Emu: A near-infrared wide-field photometer for space

'Emu' is a compact wide-field photometer destined for a 6-month mission on the exterior of the International Space Station (ISS), commencing in 2021. Emu will undertake a sky survey in the 1.4 mu m 'water band', as a method of estimating oxygen abundance in the atmospheres of cool stars down to a magnitude of m(AB)approximate to 13 (H-band). The targeted band, which lies between the astronomical 'J' and 'H' bands, cannot be observed from Earth due to the effects of water in our own atmosphere, so a space-borne instrument is necessary. The ISS presents a novel platform for such an instrument, due to its precessing orbit that repeats every similar to 70 days. It follows that a high-speed imager with a similar to 0.9 degrees transverse field of view (FoV) toward zenith can map the entire sky without active pointing, while providing a generous (similar to 65%) overlap to allow for orbital drift and pointing disturbances.
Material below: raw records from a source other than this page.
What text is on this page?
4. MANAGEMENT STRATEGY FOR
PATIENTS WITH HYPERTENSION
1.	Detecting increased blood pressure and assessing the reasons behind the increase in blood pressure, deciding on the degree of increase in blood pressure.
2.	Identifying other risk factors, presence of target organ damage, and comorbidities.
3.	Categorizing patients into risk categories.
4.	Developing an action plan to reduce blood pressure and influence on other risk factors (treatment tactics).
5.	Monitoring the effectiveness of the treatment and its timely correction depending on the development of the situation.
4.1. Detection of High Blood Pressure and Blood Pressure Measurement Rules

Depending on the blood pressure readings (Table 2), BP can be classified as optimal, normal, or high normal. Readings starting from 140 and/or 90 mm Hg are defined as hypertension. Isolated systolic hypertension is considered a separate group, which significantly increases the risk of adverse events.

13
This scheme is a form of time-delay integration (TDI) imaging, with successive frames that are registered and stacked after readout. This demands that stars do not traverse more than one pixel per readout, to avoid smearing. These frames are then shifted, aligned and co-added to produce a continuous strip with an effective exposure of the time taken for a target to cross the entire array. Emu's speed and sensitivity requirements make conventional near-infrared detectors unsuitable due to their inherent readout noise. Hence, Emu will use a Leonardo 'SAPHIRA' linear-mode avalanche photodiode (LmAPD) array, providing a signal gain of up to 100x before readout, thus reducing the effective readout noise by the same factor.